その他にも、「メランコリックな曲調のせいかしんみりとしてしまった」「彼の色の白さがメランコリックな様相を際立たせている」などの文中で使われているメランコリックは、「切なく物寂しい気持ち」の意味で使われています。
メランコリックは英語で「melancholic」と表記され、名詞である「メランコリー」「メランコリア」を形容動詞として使う言葉です。憂鬱な様子や塞ぎ込んだ状態を表しますが、精神医学ではより重症化したとも言えるうつ病状態も意味します。

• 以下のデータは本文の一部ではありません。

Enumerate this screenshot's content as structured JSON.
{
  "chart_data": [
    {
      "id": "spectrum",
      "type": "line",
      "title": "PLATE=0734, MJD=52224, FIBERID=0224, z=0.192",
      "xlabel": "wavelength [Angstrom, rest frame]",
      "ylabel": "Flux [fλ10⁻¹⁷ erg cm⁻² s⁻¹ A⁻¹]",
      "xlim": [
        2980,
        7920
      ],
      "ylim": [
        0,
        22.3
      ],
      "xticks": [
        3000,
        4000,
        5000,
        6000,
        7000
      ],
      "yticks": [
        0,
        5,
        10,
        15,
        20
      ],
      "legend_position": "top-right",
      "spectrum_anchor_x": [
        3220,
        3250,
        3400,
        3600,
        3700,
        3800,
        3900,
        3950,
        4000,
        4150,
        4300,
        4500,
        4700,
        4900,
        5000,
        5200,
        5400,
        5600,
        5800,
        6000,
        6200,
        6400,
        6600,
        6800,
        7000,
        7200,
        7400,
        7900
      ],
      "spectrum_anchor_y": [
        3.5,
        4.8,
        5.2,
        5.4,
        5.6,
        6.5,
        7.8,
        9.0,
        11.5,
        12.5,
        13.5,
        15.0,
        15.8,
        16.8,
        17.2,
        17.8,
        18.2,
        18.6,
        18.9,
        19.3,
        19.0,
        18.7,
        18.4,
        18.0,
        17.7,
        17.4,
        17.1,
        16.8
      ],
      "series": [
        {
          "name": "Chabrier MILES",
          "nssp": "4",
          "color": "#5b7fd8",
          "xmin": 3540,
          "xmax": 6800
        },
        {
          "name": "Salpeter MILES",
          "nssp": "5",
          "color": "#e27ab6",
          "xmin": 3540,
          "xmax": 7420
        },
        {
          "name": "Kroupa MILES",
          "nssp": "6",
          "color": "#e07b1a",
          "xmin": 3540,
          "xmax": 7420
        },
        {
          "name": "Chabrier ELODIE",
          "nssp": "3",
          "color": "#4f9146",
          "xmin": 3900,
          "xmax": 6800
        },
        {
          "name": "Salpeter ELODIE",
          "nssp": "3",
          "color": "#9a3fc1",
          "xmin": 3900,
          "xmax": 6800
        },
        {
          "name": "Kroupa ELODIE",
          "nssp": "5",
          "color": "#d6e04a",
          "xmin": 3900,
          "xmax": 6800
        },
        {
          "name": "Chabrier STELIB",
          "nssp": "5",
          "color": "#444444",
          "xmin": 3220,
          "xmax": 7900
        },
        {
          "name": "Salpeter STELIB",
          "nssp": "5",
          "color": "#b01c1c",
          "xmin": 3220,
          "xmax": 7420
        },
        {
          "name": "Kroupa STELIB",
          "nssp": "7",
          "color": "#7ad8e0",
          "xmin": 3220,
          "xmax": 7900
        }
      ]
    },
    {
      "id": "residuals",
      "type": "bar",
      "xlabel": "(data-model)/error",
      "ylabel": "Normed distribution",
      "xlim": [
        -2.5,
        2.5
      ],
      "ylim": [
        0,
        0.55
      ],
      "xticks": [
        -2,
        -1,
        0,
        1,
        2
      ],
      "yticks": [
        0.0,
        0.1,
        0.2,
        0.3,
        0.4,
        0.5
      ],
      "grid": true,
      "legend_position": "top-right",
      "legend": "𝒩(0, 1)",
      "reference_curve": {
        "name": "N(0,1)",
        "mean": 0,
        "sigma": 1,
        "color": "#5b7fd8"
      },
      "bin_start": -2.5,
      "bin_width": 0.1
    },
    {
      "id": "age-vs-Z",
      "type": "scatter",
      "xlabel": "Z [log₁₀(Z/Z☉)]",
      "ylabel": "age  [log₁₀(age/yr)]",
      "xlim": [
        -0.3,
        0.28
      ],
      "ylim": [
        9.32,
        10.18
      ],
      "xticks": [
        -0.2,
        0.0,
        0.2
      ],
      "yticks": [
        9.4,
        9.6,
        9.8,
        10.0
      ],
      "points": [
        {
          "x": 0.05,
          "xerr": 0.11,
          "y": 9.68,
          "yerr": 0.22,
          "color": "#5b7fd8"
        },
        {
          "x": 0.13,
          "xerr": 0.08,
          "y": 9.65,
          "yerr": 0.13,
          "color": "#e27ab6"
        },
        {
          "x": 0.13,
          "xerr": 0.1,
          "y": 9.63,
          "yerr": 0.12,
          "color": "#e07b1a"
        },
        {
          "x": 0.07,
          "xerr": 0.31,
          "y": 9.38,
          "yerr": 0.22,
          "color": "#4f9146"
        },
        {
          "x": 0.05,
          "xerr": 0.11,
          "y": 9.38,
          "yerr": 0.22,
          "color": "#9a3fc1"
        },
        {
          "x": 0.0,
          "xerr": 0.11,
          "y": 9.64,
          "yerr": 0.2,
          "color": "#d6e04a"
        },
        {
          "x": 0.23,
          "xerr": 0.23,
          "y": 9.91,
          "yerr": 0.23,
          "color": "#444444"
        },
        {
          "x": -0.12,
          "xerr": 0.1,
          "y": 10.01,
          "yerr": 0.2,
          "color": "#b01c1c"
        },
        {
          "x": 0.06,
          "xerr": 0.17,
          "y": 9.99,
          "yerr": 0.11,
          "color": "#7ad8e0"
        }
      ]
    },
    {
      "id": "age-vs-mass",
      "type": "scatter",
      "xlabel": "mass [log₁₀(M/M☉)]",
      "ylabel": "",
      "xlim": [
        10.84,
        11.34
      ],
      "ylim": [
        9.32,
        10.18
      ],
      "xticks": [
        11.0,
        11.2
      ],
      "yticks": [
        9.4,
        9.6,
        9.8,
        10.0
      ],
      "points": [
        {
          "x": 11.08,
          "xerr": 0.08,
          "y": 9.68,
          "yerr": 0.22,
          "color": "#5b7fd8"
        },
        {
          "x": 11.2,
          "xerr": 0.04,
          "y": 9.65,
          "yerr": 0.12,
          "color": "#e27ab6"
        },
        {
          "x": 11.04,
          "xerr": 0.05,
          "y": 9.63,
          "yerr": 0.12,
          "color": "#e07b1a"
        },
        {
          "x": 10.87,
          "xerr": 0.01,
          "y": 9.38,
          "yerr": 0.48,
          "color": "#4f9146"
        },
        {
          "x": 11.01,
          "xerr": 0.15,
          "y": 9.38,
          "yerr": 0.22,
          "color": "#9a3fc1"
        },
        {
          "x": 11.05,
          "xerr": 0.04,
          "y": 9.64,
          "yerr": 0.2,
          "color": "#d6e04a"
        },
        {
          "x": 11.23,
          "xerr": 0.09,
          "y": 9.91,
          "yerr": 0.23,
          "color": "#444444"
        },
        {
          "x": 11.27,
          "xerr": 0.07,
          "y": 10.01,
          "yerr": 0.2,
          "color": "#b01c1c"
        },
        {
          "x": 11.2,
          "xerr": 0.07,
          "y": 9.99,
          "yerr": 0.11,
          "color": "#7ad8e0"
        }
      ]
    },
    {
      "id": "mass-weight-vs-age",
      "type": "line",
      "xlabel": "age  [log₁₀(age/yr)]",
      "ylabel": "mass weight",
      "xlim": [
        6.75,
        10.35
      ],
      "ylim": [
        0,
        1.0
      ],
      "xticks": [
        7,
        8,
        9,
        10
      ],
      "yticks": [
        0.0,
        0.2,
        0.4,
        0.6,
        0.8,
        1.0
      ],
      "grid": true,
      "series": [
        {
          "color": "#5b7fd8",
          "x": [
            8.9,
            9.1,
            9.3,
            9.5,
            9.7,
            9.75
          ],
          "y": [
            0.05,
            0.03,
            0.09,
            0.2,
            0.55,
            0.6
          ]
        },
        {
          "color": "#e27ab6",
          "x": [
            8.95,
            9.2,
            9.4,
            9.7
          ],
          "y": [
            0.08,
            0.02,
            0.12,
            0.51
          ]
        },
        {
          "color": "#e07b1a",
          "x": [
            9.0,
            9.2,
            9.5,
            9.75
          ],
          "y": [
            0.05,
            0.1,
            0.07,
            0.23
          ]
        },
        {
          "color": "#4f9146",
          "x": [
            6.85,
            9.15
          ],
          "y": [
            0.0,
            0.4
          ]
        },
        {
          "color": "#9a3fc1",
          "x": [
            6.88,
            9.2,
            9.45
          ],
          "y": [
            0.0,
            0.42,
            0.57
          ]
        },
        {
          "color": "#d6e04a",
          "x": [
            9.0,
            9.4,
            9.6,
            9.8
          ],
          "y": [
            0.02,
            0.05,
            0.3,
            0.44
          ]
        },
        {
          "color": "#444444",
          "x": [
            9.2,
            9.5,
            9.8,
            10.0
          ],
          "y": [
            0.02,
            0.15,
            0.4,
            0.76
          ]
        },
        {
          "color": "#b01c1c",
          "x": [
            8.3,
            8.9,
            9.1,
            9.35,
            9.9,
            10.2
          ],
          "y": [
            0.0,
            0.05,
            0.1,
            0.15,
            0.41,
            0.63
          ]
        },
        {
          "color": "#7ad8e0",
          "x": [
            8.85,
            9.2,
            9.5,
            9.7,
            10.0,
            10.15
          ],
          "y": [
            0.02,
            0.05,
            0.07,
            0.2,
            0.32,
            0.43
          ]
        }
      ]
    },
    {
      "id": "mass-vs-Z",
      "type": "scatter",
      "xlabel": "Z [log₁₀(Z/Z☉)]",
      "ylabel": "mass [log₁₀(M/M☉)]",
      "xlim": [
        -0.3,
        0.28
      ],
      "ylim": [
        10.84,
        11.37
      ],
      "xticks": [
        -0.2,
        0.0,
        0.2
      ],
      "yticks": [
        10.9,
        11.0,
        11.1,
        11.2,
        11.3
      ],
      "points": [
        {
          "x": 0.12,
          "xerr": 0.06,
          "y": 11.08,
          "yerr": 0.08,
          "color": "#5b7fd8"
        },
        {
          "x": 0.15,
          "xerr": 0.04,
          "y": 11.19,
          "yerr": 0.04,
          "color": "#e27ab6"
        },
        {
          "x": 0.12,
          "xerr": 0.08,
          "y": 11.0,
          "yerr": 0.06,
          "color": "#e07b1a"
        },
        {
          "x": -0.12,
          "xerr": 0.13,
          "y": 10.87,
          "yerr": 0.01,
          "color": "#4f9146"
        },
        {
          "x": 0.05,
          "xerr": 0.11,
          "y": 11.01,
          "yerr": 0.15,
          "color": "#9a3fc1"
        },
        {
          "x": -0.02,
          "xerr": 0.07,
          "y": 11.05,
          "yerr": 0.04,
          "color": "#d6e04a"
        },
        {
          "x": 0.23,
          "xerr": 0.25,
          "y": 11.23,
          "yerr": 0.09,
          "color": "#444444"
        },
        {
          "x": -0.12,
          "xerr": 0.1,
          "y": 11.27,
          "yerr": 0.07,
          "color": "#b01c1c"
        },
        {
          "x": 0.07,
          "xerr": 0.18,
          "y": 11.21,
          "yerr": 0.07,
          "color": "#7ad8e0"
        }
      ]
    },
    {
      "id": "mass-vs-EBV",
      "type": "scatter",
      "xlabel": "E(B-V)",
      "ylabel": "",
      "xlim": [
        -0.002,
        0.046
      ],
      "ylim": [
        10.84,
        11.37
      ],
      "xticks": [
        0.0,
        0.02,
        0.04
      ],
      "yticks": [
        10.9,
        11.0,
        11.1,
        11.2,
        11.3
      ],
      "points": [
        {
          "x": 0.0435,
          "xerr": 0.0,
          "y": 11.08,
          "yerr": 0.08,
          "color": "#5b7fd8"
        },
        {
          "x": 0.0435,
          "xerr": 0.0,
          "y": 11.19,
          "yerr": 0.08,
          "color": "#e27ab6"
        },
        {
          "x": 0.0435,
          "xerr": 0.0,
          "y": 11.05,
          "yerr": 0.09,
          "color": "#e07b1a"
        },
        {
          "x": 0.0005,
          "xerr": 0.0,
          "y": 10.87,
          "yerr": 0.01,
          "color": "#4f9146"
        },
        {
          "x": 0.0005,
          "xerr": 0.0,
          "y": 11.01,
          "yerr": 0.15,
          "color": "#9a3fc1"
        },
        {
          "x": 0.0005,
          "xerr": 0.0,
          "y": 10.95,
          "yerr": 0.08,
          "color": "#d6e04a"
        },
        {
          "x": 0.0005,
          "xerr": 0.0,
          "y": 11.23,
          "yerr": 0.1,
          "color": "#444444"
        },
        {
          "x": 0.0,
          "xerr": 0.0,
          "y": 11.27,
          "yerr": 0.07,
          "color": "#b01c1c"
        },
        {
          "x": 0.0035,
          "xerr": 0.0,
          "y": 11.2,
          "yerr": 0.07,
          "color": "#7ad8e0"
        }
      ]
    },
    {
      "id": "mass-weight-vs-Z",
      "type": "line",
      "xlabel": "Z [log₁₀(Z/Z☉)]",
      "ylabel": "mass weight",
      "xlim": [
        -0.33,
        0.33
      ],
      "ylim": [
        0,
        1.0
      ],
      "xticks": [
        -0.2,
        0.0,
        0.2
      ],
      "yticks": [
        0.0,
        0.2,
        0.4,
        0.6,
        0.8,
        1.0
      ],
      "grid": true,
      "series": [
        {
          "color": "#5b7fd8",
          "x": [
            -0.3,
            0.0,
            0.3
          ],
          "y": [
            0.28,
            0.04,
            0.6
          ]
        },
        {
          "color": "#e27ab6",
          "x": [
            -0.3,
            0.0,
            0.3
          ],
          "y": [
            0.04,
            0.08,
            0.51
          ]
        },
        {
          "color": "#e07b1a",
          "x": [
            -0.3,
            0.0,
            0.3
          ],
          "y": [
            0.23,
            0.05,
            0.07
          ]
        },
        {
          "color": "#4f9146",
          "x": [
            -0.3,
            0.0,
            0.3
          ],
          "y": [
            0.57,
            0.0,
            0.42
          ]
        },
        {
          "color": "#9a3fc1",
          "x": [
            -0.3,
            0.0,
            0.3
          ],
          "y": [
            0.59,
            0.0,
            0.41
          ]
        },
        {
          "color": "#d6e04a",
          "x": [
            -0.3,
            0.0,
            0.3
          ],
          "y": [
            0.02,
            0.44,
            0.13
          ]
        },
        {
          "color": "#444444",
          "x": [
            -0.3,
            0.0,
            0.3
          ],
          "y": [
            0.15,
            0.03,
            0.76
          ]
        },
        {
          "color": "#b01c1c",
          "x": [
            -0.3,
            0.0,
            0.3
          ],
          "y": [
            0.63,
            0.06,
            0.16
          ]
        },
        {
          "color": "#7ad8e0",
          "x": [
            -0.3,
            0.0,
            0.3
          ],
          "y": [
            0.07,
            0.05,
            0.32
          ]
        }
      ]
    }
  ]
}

16世紀にはデューラーによって霊感に関するものとしてメランコリックな姿が描かれた絵画が残され、17世紀には音楽や劇作品など様々な文化においてメランコリアが表現されていますが、物寂しい雰囲気や登場人物が抱く憂鬱さで表現されています。
メランコリックの対義語
メランコリックの対義語・反対語としては、生き生きとした気分を意味する「活気」、生き生きとして元気のいい様子を意味する「溌剌」(読み方:はつらつ)があります。
メランコリックの類語
メランコリックの類語・類義語としては、気分が晴れ晴れとしないことを意味する「気鬱」、悲しんで心を痛めることを意味する「憂愁」、悲哀や憂愁などに浸る様子を意味する「センチメンタル」などがあります。
アンニュイの例文
この言葉がよく使われる場面としては、倦怠感や心が晴れ晴れとしない状態を意味する時などが挙げられます。
例文3から例文5のように、神秘的な様子を意味する言葉としても使われています。
メランコリックの例文
この言葉がよく使われる場面としては、気分が重苦しい状態を意味する時などが挙げられます。
例文3から例文5のように、物寂しさや切なさを意味する言葉として使われることもあります。
アンニュイとメランコリックは、どちらも「憂鬱な様子」を表します。どちらを使うか迷った場合は、人物が醸す雰囲気に対して使う場合は「アンニュイ」を、芸術作品の雰囲気に対して使う場合は「メランコリック」を使うと覚えておけば間違いありません。